Mar 2019 05



Format: Album
Label: K7
Release date: February 15, 2019

Doctor Image

At some stage in your career, you contemplate the self-titled album. Some bands don’t do, some do – but it’s contemplated. The self-titled album always seems to be the honest, no hiding album, the “this is us” album. That brings us to Ladytron, who have just done the same thing. Now, a brief recap for those who might need it (well, it has been 8 years). Ladytron are a four-piece from Liverpool, but unlike the other four-piece from Liverpool, synths are their weapons of choice.

So, for the album then. There is no gentle beginning as the first track runs towards your ears, eager to climb in and grab your attention with the bleak yet harmonious “Until the Fire”. The next track, which just happens to be the single ” The Island”, changes the mood to an almost classic Ladytron sound – very analogue synth and lush vocals – optimism in an age of pessimism? Well, the refrain at the end goes “We are savages”, so I’m guessing not.

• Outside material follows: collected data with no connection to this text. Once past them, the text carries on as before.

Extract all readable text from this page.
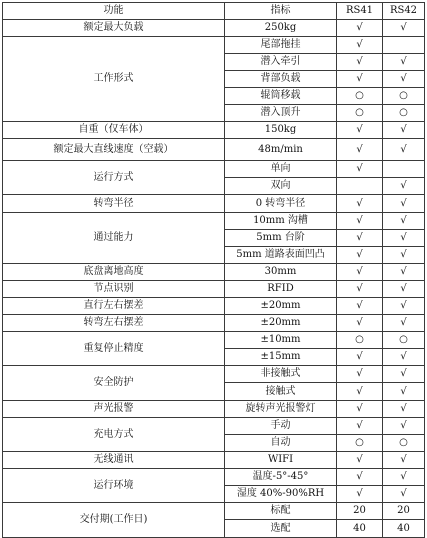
功能	指标	RS41	RS42
额定最大负载	250kg	√	√
工作形式	尾部拖挂	√	
	潜入牵引	√	√
	背部负载	√	√
	辊筒移载	○	○
	潜入顶升	○	○
自重（仅车体）	150kg	√	√
额定最大直线速度（空载）	48m/min	√	√
运行方式	单向	√	
	双向		√
转弯半径	0 转弯半径	√	√
通过能力	10mm 沟槽	√	√
	5mm 台阶	√	√
	5mm 道路表面凹凸	√	√
底盘离地高度	30mm	√	√
节点识别	RFID	√	√
直行左右摆差	±20mm	√	√
转弯左右摆差	±20mm	√	√
重复停止精度	±10mm	○	○
	±15mm	√	√
安全防护	非接触式	√	√
	接触式	√	√
声光报警	旋转声光报警灯	√	√
充电方式	手动	√	√
	自动	○	○
无线通讯	WIFI	√	√
运行环境	温度-5°-45°	√	√
	湿度 40%-90%RH	√	√
交付期(工作日)	标配	20	20
	选配	40	40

What I like about the album is the juxtaposition of the music and the lyrics; sometimes the music provides the gloom, and the lyrics raise everything up, more often it is vice versa. For me this is when the tracks work well, disco synth beats bounce away in a jolly fashion, but then you take in what they are actually singing.

Why “Paper Highways” wasn’t made the first single I don’t know. The song comes on like a piledriver, with a great drum track backed up by corroded synths and a strong energy. The sounds cut in and out of the vocals, leaving them at times bare, and at others fully submerged in sound – a cracking track. “Deadzone” is another great track. Possibly based on the Stephen King movie of the same name, there is an urgency to the track that demands your attention. “You’ve Changed” is probably the most Ladytron of all of the tracks on here, it pounds along and the lyrics remonstrating with you the whole time “You’ve changed, what were you thinking, you’ve changed”, with back up vocals soothing the jagged edges off.

Unfortunately, I find that some of the tracks, although good, don’t tend to keep my attention. As the vocals and synths can be very harmonious, tracks can just slip by without you really noticing them. As I said, not in an unpleasant way, but they don’t catch your attention like other tracks – this was the case with “The Animals”, “Run” and “Far from Home”.

Overall, the album is good. It’s clever, it is very much Ladytron, and surprisingly dark too. As always, when they hit their stride, Ladytron make great, great music, and at their worst merely very good. A band you can bank on, and another good addition to their catalogue.